Manifestations "Ouest jaune": de nouvelles émeutes à Paris

À Paris, le quatrième samedi consécutif a été marqué par de violentes manifestations contre la politique du président. Cela n'a pas été aussi grave que craint.

Par Martin Bohne, ARD Studio Paris

Et encore une fois, des voitures brûlent au centre-ville de Paris. Une fumée noire se répand dans les rues, des manifestants violents reconstruisent des barricades et un groupe d'émeutiers sur les Champs-Élysées tente d'incendier les barrières d'un grand magasin haut de gamme.

Néanmoins, la police a réussi à maintenir la situation sous contrôle raisonnable. C’est loin des scènes de violence extrême du samedi noir de la semaine dernière. Dans la soirée, le ministre de l'Intérieur, Christophe Castaner, a déclaré que la situation était désormais sous contrôle.

"Destiné à utiliser la force"

La police a changé de tactique. 8 000 fonctionnaires travaillent à Paris, presque deux fois plus que la semaine dernière. Et ils sont beaucoup plus déterminés, a déclaré à la télévision française Laurent Nunez, secrétaire d'Etat à la Sécurité:

"Nous effectuons des contrôles préventifs sur les routes d’accès à Paris, dans les gares et autour des manifestations, nous recherchons les sacs et les sacs à dos. , Boules de fer ou marteaux équipés. "Traduction automatique à partir de l'allemand de l'avis de client.

Les "gilets jaunes" font obstacle aux émeutiers

Plusieurs centaines de crimes violents présumés ont déjà été arrêtés par la police, beaucoup plus que la semaine dernière. Et la police intervient beaucoup plus vite. Partout où un groupe de chauves-souris érige des barricades et des voitures légères, elles arrivent avec des véhicules blindés et des jets d'eau. Et le service d'incendie est sur place pour éteindre les incendies immédiatement.

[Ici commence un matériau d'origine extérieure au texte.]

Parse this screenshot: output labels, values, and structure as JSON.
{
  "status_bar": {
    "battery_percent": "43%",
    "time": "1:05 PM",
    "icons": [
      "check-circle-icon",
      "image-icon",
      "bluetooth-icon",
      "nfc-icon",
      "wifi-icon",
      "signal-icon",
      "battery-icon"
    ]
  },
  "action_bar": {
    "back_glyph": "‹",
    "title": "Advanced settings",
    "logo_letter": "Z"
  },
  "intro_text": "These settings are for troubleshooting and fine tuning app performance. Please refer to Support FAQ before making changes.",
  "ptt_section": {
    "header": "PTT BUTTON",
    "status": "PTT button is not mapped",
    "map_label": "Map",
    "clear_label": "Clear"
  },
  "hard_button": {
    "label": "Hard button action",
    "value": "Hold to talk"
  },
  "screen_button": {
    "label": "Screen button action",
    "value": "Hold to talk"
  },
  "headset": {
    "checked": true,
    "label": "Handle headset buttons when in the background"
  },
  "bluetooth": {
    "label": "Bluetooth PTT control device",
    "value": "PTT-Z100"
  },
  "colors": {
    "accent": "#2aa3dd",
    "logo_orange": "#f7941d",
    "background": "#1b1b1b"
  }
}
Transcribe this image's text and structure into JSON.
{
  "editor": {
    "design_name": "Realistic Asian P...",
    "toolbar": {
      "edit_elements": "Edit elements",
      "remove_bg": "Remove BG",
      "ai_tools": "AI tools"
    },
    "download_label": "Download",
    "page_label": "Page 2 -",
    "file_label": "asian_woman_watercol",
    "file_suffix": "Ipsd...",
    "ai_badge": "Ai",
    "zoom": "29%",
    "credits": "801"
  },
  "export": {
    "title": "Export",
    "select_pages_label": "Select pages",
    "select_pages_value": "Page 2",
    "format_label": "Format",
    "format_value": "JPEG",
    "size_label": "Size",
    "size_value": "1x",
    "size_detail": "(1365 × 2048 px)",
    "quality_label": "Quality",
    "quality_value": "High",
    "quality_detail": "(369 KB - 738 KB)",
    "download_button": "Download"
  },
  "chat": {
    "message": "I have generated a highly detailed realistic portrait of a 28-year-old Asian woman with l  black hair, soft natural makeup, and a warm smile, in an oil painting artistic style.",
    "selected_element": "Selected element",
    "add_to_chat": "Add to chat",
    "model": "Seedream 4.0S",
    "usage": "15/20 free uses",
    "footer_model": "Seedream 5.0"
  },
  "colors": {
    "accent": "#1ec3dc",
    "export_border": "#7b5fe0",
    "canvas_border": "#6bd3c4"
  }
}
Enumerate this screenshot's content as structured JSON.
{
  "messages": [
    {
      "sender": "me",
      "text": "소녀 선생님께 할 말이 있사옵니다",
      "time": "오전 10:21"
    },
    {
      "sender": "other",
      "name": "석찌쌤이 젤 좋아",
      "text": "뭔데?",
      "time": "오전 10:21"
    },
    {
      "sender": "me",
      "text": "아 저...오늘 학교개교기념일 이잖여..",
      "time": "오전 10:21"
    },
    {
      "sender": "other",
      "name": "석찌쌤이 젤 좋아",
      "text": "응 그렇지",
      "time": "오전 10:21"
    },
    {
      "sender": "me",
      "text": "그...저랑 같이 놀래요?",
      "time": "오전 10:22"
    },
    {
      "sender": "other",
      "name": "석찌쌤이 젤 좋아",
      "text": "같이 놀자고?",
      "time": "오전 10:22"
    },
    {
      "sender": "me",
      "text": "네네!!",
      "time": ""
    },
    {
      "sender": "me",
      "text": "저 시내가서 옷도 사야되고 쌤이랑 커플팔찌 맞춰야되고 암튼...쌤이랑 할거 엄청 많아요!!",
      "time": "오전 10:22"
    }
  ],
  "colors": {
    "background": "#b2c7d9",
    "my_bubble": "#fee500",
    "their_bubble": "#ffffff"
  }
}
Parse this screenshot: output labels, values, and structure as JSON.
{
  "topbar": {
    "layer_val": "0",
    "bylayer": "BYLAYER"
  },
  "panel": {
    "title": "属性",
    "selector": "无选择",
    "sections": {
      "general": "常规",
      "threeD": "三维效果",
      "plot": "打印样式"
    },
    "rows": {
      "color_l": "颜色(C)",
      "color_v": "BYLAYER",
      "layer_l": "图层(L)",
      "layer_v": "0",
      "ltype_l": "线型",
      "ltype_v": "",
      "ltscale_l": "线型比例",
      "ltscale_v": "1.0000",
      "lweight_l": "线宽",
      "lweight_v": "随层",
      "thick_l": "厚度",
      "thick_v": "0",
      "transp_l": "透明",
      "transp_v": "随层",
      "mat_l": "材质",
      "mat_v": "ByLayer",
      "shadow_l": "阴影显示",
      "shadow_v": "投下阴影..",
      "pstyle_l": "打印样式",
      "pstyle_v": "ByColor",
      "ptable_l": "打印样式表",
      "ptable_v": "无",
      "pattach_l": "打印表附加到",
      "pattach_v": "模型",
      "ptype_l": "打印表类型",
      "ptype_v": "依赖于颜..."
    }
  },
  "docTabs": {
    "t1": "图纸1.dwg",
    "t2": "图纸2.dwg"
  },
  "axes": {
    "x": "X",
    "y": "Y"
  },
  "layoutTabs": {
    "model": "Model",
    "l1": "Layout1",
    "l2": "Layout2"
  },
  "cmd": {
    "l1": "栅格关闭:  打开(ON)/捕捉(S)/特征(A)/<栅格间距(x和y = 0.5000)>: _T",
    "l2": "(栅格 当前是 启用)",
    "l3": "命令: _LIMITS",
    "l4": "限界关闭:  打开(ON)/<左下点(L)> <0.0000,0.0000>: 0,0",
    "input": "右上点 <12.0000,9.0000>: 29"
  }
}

Et quelque chose d'autre est différent qu'il y a une semaine. Plusieurs "gilets jaunes" tentent de faire obstacle aux émeutiers. Florian souhaite également manifester de manière pacifique: "Je suis aussi ici pour parler à d’autres gilets jaunes plus violents dans la conscience, pour leur dire que la violence n’est pas la solution, ce qui pourrait nuire à la crédibilité de notre mouvement et n'est pas la bonne façon. "

Pas la bonne façon de faire avancer les demandes des gilets jaunes. Un référendum sur l’initiative populaire serait un bon moyen, dit-il. "Ainsi, les gens obtiennent une influence plus directe, peuvent rejeter les lois ou forcer un député à démissionner. Il était donc important que je vienne ici aujourd'hui."

"Nous serons de retour pour Noël"

Christophe en veut plus: "Je suis venu demander la dissolution de l'Assemblée nationale et la démission du gouvernement." Et si besoin est, Christophe manifestera à nouveau samedi prochain: "Nous serons de retour à Noël, au Nouvel An, tout le temps, jusqu'à ce qu'il cède, nous ne le lâcherons pas."

Par "il", on entend le président Emmanuel Macron. Les manifestants attribuent cela aux mauvaises conditions de vie contre lesquelles se dressent les "gilets jaunes".

Tagesschau24 a fait rapport sur ce sujet à 8 heures le 08 décembre 2018.